Monday, May 7, 2012

Constant Fog

Fog is one of my favourite EDH effects. It is one of the ultimate trumps when facing down a kicked savage beating or an out-of-nowhere blightsteel colossus. The mechanic is great as you can wait until your opponent tips their hand that they are coming for you - then fog and launch your retaliatory strike on your upcoming turn.

White gets in on the action with holy day and dawn charm, and black has an out-of-character stall in darkness - but this is ultimately green’s slice of the colour pie. Moment’s peace is an EDH staple, and I personally love how tanglesap is 1-sided for my stonebrow deck. Lately though I think I might have crossed the line with what amounts to a permafog:


Now constant mists would be good in the format no matter what.

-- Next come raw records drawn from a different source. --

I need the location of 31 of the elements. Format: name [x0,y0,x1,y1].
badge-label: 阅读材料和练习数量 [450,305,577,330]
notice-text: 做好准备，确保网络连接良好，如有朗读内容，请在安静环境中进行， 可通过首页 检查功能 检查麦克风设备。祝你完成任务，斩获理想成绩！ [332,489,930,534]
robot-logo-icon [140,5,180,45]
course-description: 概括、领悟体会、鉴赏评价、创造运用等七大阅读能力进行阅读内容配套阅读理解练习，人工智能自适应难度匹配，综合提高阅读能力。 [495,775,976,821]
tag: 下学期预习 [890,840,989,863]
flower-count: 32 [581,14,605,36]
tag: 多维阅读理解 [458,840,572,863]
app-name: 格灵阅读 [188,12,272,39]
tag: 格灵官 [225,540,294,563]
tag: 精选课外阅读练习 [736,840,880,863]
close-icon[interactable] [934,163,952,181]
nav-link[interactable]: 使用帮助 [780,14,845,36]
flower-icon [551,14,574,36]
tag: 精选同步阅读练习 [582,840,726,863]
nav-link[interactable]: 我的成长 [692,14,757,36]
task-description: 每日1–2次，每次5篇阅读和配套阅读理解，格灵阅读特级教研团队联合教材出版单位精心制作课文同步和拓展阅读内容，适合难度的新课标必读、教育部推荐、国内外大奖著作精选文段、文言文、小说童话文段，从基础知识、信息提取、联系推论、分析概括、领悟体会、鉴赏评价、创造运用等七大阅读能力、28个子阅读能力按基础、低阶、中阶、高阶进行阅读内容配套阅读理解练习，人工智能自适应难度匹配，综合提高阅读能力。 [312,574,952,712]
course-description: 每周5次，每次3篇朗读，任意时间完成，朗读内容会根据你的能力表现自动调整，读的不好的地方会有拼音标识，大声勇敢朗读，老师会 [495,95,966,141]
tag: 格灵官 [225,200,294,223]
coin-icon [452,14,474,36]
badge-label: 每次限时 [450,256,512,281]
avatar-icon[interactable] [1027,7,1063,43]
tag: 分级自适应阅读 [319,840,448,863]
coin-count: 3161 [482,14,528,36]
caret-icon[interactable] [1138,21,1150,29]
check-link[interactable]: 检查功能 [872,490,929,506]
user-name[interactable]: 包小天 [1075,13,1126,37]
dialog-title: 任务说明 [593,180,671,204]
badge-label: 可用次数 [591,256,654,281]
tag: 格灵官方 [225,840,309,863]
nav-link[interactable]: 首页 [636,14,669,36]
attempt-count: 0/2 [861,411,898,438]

Its only real answer is a counterspell or to run the caster out of lands. What pushes it beyond good is that our house rules include “no mass land destruction”. This is a pretty common casual EDH rule, and in my opinion the topdeck-war-stalemate-marathon games it prevents make it well worth a few barbs. Constant mists is one of these barbs - a card that indirectly exploits the rule by letting you turn that untouchable surplus mana into recursive damage prevention. In multiplayer the guy with 30 points of damage at his disposal can either hit someone else, or stone rain you.

The balanced version of fog for EDH is moment’s peace. The end is always in sight once you see a player resolve it, whereas with constant mists you count the lands and see at least 6 more turns of the same coming, which is depressing. 

I think the card falls in the same vein as mana ramp decks that rely exclusively/heavily on the general. If we allowed armageddon and obliterate this strategy would probably be terrible, but with the no mass LD rule its a chincy way to win games. Constant mists is probably a bit worse as its lose-lose. You either stone rain yourself out of the game, or your opponents are unable to interact with the card and you eventually kill them with some evasion.

Macaroni or Cheese?

Although I’ve yet to play against the card, I’ve won several games with it and there is no question that it is cheesey. There are very few ways to interact with it, and the best counter is banned by a house rule (mass LD). Like insurrection before it - strong? hell yes. Too strong? definitely.